Obviously, we're also monitoring very carefully the impact to people who are not working out there, and that's where the Environmental Protection Agency is doing constant monitoring of the air and the water quality. And we are also doing testing on the seafood to make sure that toxins aren't being introduced into the overall population.
A couple of other points I just want to make. Dr. Lubchenco of NOAA reported on convening a scientific conference to make sure that on issues like the plume that's been reported in the news and other questions about how large is this, what kind of damage do we anticipate, et cetera, that we have full transparency, that the information is out there, that it's subject to scientific review so that nobody has any surprises.
And what we're going to continue to strive for is complete transparency in real time so that as we get information, the public as a whole gets information, academics, scientists, researchers get this information in what is going to be a fluid and evolving process.
Let me just make one final point, and I think this was something that was emphasized by everybody here, and it's something that I want to say to the American people. This will be contained. It may take some time, and it's going to take a whole lot of effort. There is going to be damage done to the Gulf Coast, and there is going to be economic damages that we've got to make sure BP is responsible for and compensates people for.
But the one thing I'm absolutely confident about is that, as we have before, we will get through this crisis. And it--one of the things that I wanted to make sure we understand is that not only are we going to control the damages to the Gulf Coast, but we want to actually use this as an opportunity to reexamine and work with States and local communities to restore the coast in ways that actually enhance the livelihoods and the quality of life for people in that area.
It's going to take some time.
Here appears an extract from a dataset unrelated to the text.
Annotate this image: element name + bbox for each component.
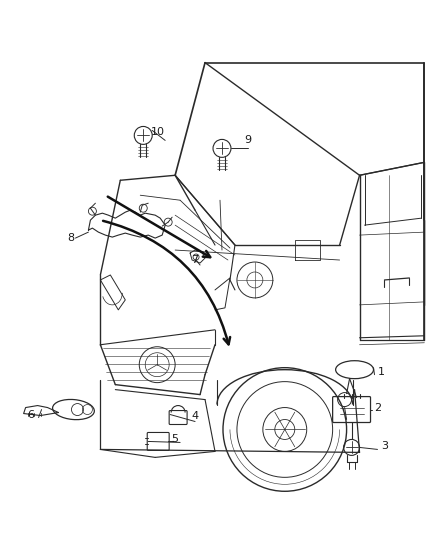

It's not going to be easy. But this is a resilient ecosystem. These are resilient people down on the Gulf Coast. I had a chance to talk to them, and they've gone through all kinds of stuff over the last 50, 100 years, and they bounce back. And they're going to bounce back this time. They're going to need help from the entire country. They're going to need constant, vigilant attention from this administration. That's what they're going to get.
But we are going to be--we are confident that not only are we going to be able to get past this immediate crisis, but we're going to be focusing our attention on making sure that the coast fully recovers and that eventually it comes back even stronger than it was before this crisis.
All right? Thank you very much, everybody.
Note: The President spoke at 12:08 p.m. in the Cabinet Room at the White House. The Office of the Press Secretary also released a Spanish language transcript of these remarks.